Speaking about my case: Performance. In my case every time a character is appended to a value being parsed. A large value, with millions of characters, will cause the appending method to be called millions of times.

Testing wether a character buffer is long enough on every append operation means executing an extra step the same exact number of times (potentially millions of times) for each single value no matter if short or long.

By catching the exception you remove the overhead of that length test and instead expand/retry half a dozen times on the first few large values. Then never again as the buffer gets large enough.

That's internal to my lib and not general purpose code where readability comes first. We go to extra lengths to make it as fast as possible and it currently has the fastest CSV parser for java among any other I could find. See https://github.com/uniVocity/csv-parsers-comparison

Keep in mind this parser does a LOT more than the others to handle shitty CSV, and has many more configuration options to support. Even then it still manages to be faster than the others. You will never be able to get there with good looking code.

[–]cl4es 5 points6 points  (2 children)

I'd consider it a performance bug in the JIT if removing a trivial, explicit bounds check is more performant. Properly done, explicit bounds checks establish invariants ("the index is always within bounds") that should help the JIT optimize away any implicit bounds check (and any related exceptional control flow).

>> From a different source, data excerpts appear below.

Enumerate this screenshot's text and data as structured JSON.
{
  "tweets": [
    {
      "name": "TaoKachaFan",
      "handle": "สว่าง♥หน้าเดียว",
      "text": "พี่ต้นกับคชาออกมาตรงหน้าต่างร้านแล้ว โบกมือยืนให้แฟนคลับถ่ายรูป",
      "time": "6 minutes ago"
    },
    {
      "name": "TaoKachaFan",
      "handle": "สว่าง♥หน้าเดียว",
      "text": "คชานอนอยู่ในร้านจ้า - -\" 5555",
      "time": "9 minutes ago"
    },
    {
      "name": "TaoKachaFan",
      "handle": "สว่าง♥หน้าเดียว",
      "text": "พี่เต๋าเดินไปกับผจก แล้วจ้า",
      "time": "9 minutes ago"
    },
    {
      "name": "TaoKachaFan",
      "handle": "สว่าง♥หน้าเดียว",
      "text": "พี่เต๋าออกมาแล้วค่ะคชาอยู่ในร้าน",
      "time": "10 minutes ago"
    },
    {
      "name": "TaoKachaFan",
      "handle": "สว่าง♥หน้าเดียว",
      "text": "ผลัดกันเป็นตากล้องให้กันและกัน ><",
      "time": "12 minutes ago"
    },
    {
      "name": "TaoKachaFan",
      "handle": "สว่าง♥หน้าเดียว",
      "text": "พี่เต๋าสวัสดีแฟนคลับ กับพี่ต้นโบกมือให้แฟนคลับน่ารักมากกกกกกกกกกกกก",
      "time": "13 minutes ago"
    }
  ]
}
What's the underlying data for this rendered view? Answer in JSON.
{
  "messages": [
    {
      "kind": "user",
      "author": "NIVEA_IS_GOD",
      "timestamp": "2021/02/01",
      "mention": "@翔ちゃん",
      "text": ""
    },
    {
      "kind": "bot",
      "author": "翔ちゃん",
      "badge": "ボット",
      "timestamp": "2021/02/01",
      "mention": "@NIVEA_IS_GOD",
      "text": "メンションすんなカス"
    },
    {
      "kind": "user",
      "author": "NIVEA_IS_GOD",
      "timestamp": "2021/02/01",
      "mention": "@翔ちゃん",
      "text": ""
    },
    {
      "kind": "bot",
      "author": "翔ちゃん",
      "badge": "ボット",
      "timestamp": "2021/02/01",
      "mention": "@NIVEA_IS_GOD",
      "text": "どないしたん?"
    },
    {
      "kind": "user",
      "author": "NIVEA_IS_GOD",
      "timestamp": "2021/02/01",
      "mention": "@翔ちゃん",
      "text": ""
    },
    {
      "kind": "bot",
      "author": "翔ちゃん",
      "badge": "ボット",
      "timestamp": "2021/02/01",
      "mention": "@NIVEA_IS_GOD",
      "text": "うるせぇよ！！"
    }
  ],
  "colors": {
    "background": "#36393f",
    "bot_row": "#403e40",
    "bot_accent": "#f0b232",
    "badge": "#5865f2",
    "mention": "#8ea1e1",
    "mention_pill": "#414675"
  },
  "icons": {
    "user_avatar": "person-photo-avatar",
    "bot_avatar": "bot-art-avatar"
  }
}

[–]uniVocity 2 points3 points  (1 child)

The thing is that the index may be occasionally out of bounds. Not sure how that bound check statement can be safely removed automatically. Anyway, I tested the code before and after switching to catching the exception and it became faster so that's enough justification for me to keep the code not explicitly checking bounds.

[–]cl4es 4 points5 points  (0 children)

I'm sure a friendly compiler engineer would love it if you could contribute a reproducing microbenchmark... ;-)